Heightened but Inefficient Thought-Action Fusion in Obsessive-Compulsive Disorder: New Insight From a Multiple Trial Version of the Classic Thought-Action Fusion Experiment

Psychiatry Investig. 2023 Feb;20(2):120-129. doi: 10.30773/pi.2022.0262. Epub 2023 Feb 23.

Abstract

Objective: Thought-action fusion (TAF), which is a tendency to make the relationship between one's thoughts and external consequences, is a dysfunctional belief linked to obsessive-compulsive disorder (OCD). While the TAF is commonly evaluated using the Thought-Action Fusion Scale (TAFS), it cannot fully reflect the actual experience of experimentally evoked TAF. In the present study, we applied a multiple-trial version of the classic TAF experiment and evaluate two variables, reaction time (RT) and emotional intensity (EI).

Methods: Ninety-three patients with OCD and 45 healthy controls (HCs) were recruited. The participants were asked to read the name of a close or neutral person embedded in different positive (PS) or negative (NS) TAF statements. During the experiments, RT and EI were gathered.

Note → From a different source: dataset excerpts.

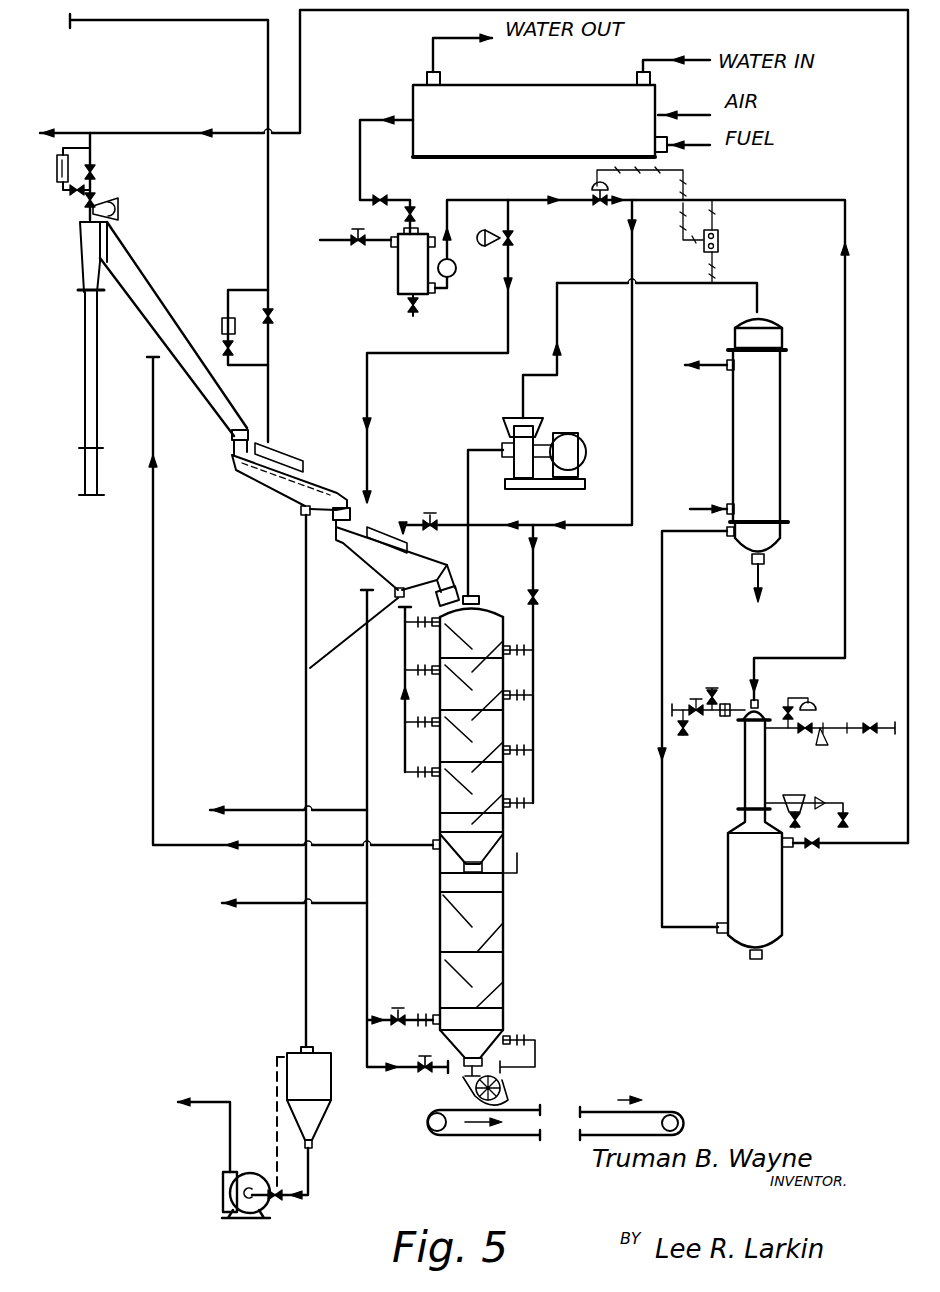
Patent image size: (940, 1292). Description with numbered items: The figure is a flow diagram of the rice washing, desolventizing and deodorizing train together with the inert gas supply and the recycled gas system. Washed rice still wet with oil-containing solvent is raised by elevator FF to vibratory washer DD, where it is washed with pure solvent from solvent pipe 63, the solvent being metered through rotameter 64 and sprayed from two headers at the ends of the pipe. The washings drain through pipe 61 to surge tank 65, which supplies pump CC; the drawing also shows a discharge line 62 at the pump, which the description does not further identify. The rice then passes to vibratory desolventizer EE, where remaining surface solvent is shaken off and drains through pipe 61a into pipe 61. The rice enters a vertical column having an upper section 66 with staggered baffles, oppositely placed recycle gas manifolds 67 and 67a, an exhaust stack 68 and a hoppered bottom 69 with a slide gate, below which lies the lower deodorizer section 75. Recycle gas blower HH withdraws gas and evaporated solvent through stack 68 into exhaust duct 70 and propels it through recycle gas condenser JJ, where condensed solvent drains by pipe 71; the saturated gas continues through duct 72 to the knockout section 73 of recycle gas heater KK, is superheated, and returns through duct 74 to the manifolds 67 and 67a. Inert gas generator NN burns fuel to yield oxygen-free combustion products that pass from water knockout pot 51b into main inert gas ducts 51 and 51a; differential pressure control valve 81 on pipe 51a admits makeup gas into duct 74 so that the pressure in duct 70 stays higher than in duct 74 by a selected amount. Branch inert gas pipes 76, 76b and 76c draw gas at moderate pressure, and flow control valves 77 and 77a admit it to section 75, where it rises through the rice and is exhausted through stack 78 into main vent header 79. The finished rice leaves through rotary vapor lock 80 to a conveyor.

The main inert gas duct 51 is at (378, 243).
The main inert gas duct 51a is at (546, 200).
The water knockout pot 51b is at (402, 270).
The pipe 61 is at (306, 731).
The pipe 61a is at (318, 652).
The blower discharge line 62 is at (206, 1100).
The solvent pipe 63 is at (152, 21).
The rotameter 64 is at (222, 318).
The surge tank 65 is at (300, 1077).
The upper section 66 is at (505, 622).
The recycle gas manifold 67 is at (400, 703).
The recycle gas manifold 67a is at (537, 673).
The exhaust stack 68 is at (479, 598).
The hoppered bottom 69 is at (478, 848).
The exhaust duct 70 is at (586, 283).
The pipe 71 is at (766, 573).
The duct 72 is at (662, 645).
The knockout section 73 is at (755, 905).
The duct 74 is at (757, 200).
The lower deodorizer section 75 is at (505, 957).
The branch inert gas pipe 76 is at (372, 879).
The branch inert gas pipe 76b is at (278, 906).
The branch inert gas pipe 76c is at (291, 808).
The flow control valve 77 is at (398, 1008).
The flow control valve 77a is at (420, 1078).
The stack 78 is at (393, 845).
The main vent header 79 is at (116, 133).
The rotary vapor lock 80 is at (501, 1091).
The differential pressure control valve 81 is at (598, 192).
The inert gas generator NN is at (548, 132).
The elevator FF is at (87, 403).
The vibratory washer DD is at (268, 487).
The vibratory desolventizer EE is at (372, 567).
The recycle gas blower HH is at (552, 420).
The recycle gas condenser JJ is at (734, 438).
The recycle gas heater KK is at (770, 778).
The pump CC is at (218, 1206).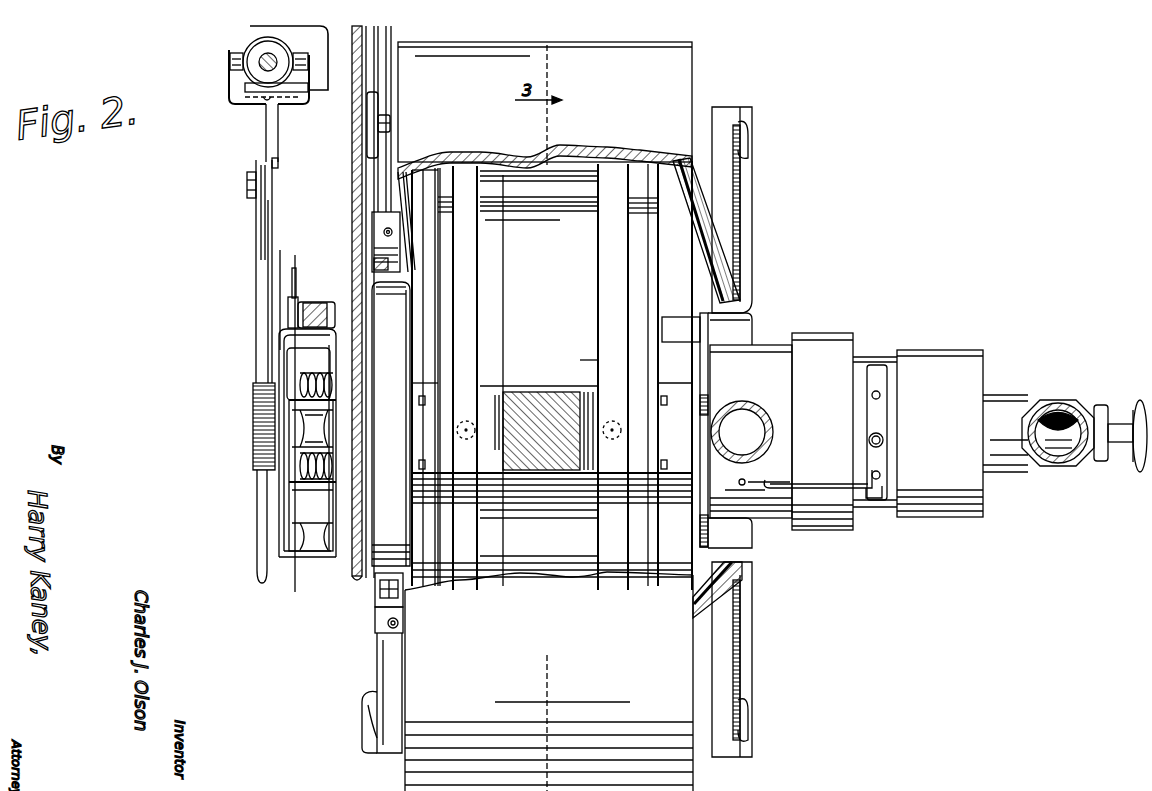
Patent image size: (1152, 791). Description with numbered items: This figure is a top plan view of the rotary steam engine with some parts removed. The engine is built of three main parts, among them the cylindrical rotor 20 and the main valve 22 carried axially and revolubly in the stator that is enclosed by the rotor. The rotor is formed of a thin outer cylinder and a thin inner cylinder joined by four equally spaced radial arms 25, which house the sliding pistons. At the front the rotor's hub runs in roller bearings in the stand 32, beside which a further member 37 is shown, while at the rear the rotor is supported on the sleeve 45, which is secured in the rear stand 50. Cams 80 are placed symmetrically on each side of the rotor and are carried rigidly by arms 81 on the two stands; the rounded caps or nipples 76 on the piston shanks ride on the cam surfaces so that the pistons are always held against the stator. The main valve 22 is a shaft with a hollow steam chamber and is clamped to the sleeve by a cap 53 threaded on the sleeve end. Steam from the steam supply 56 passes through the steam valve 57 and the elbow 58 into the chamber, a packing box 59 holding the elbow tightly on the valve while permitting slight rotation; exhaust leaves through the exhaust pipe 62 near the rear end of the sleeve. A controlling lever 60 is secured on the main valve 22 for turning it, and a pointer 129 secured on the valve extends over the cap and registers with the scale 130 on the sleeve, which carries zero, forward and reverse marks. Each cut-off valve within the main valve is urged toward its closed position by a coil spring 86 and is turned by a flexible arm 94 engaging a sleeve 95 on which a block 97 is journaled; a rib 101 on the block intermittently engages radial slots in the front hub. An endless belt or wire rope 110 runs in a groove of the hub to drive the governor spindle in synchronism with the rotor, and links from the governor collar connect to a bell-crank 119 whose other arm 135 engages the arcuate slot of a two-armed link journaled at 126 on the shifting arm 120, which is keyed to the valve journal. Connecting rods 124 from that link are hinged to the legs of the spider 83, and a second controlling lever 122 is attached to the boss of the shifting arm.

The cylindrical rotor 20 is at (694, 78).
The main valve 22 is at (872, 365).
The radial arms 25 is at (536, 395).
The stand 32 is at (378, 664).
The lever column 37 is at (391, 424).
The sleeve 45 is at (790, 522).
The rear stand 50 is at (728, 660).
The cap 53 is at (818, 333).
The steam supply 56 is at (1054, 468).
The steam valve 57 is at (1104, 462).
The shaft 58 is at (1005, 395).
The packing box 59 is at (958, 350).
The controlling lever 60 is at (884, 440).
The exhaust pipe 62 is at (762, 405).
The cap or nipple 76 is at (466, 420).
The cams 80 is at (465, 292).
The arms 81 is at (412, 243).
The spider 83 is at (277, 515).
The coil spring 86 is at (310, 413).
The flexible arm 94 is at (306, 270).
The sleeve 95 is at (292, 305).
The block 97 is at (333, 302).
The rib 101 is at (328, 402).
The endless belt or wire rope 110 is at (353, 138).
The bell-crank 119 is at (238, 110).
The shifting arm 120 is at (256, 255).
The second controlling lever 122 is at (255, 545).
The connecting rods 124 is at (273, 220).
The journal of two-armed link 126 is at (247, 184).
The link rod 129 is at (863, 503).
The scale 130 is at (775, 500).
The arm of bell-crank 135 is at (279, 130).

Results: The OCD patients presented with longer RT and lower EI in the NS condition than HCs. In each group, the HCs showed a significant relationship between RT in the NS condition and TAFS scores, whereas the patients did not, although they had higher TAFS scores than the HCs. In contrast, the patients showed a trend toward a correlation between RT in the NS condition and guilt.

Conclusion: These findings may indicate our multiple-trial version of the classical TAF showed reliable results of the two new variables, especially RT, in the task and allow to newly identify paradoxical patterns in which the TAFS scores are high but actual performance is impaired, that is, the inefficient activation of TAF in OCD.

Keywords: Assessment; Cognitive appraisal; Dysfunctional belief; Metacognition; Obsessive–compulsive disorder.